The Type III CAXs are found exclusively in bacteria, although some bacteria have Type I CAXs as well in their genomes. Studies in E. coli suggest Type III CAXs may have roles in sodium homeostasis in bacteria. The size and the secondary structure of Type III CAXs are similar to those of Type I CAXs. Recent microbial genome sequencing projects identified numerous CAXs in bacteria, and it can be a rich source to explore the CAX diversity for protein engineering.
Interested readers may want to read the original paper on the classification of CAXs (Shigaki et al., 20062).
2 T. Shigaki, I. Rees, L. Nakhleh, and K. D. Hirschi. (2006) Identification of three distinct phylogenetic groups of CAX cation/proton antiporters. Journal of Molecular Evolution 63:815-825.
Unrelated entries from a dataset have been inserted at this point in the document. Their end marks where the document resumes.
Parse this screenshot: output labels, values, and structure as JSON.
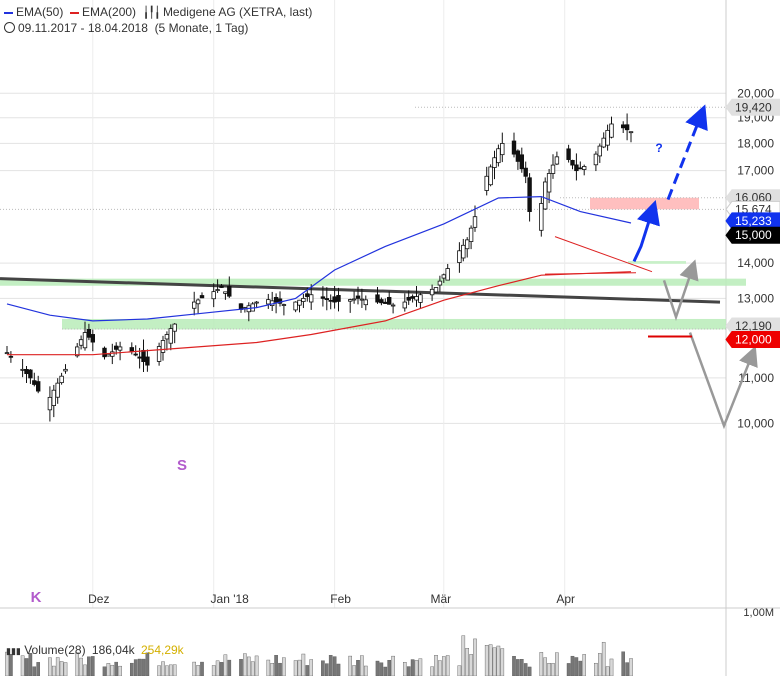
{
  "header": {
    "ema50_label": "EMA(50)",
    "ema200_label": "EMA(200)",
    "instrument": "Medigene AG (XETRA, last)",
    "period": "09.11.2017 - 18.04.2018",
    "period_detail": "(5 Monate, 1 Tag)",
    "colors": {
      "ema50": "#2233dd",
      "ema200": "#dd2222"
    }
  },
  "chart_data": {
    "type": "candlestick",
    "x_tick_labels": [
      "Dez",
      "Jan '18",
      "Feb",
      "Mär",
      "Apr"
    ],
    "y_tick_labels": [
      "20,000",
      "19,000",
      "18,000",
      "17,000",
      "14,000",
      "13,000",
      "11,000",
      "10,000"
    ],
    "ylim": [
      10,
      20
    ],
    "price_tags": [
      {
        "label": "19,420",
        "value": 19.42,
        "style": "gray"
      },
      {
        "label": "16,060",
        "value": 16.06,
        "style": "gray"
      },
      {
        "label": "15,674",
        "value": 15.674,
        "style": "white"
      },
      {
        "label": "15,233",
        "value": 15.233,
        "style": "blue"
      },
      {
        "label": "15,000",
        "value": 15.0,
        "style": "black"
      },
      {
        "label": "12,190",
        "value": 12.19,
        "style": "gray"
      },
      {
        "label": "12,000",
        "value": 12.0,
        "style": "red"
      }
    ],
    "annotations": [
      "K",
      "S",
      "?"
    ],
    "ema50": [
      [
        "2017-11-09",
        12.85
      ],
      [
        "2017-11-20",
        12.55
      ],
      [
        "2017-12-01",
        12.4
      ],
      [
        "2017-12-15",
        12.45
      ],
      [
        "2017-12-29",
        12.6
      ],
      [
        "2018-01-12",
        12.75
      ],
      [
        "2018-01-22",
        13.0
      ],
      [
        "2018-02-01",
        13.8
      ],
      [
        "2018-02-14",
        14.5
      ],
      [
        "2018-03-01",
        15.2
      ],
      [
        "2018-03-15",
        16.05
      ],
      [
        "2018-03-26",
        16.1
      ],
      [
        "2018-04-05",
        15.6
      ],
      [
        "2018-04-18",
        15.23
      ]
    ],
    "ema200": [
      [
        "2017-11-09",
        11.55
      ],
      [
        "2017-12-01",
        11.55
      ],
      [
        "2017-12-15",
        11.65
      ],
      [
        "2018-01-12",
        11.85
      ],
      [
        "2018-01-26",
        12.05
      ],
      [
        "2018-02-14",
        12.4
      ],
      [
        "2018-03-01",
        12.95
      ],
      [
        "2018-03-15",
        13.35
      ],
      [
        "2018-03-26",
        13.65
      ],
      [
        "2018-04-18",
        13.75
      ]
    ],
    "volume": {
      "label": "Volume(28)",
      "value": "186,04k",
      "average": "254,29k",
      "axis_label": "1,00M",
      "colors": {
        "value": "#555555",
        "average": "#d4b000"
      }
    }
  },
  "legend_swatch_icon": "candlestick-icon"
}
Practical applications of CAX transporters
The vacuole’s protected environment makes CAXs an ideal candidate for
two practical applications. First, the vacuole can store high levels of
calcium. For example, if we engineer a tomato plant to express a large number
of CAX proteins, the tomato will accumulate more calcium than an ordinary
tomato (biofortification). Such calcium-enriched vegetables have been already
developed and it is expected that more crops will be transformed with CAX genes
for the future commercialization. When CAXs are used for biofortification, we
have to keep in mind that CAXs are promiscuous metal transporters that can
transport toxic metals as well. (Calcium and cadmium have very similar ionic
radii, and therefore, it is difficult for transporters to distinguish them!) By
engineering CAX proteins for enhanced substrate specificity, such a potential
problem can be minimized.
Second, when plants express CAXs that are capable of transporting heavy metals, such as cadmium and mercury, the plants accumulate copious amounts of these metals without suffering an adverse effect in growth and development. If these plants are grown in the soil contaminated with heavy metals, they help to clean up the site (phytoremediation). It is a low-cost way of removing environmental pollutants from soil, and the optimization of the properties of CAX proteins and the selection of right plant species will lead to a much needed decontamination technology.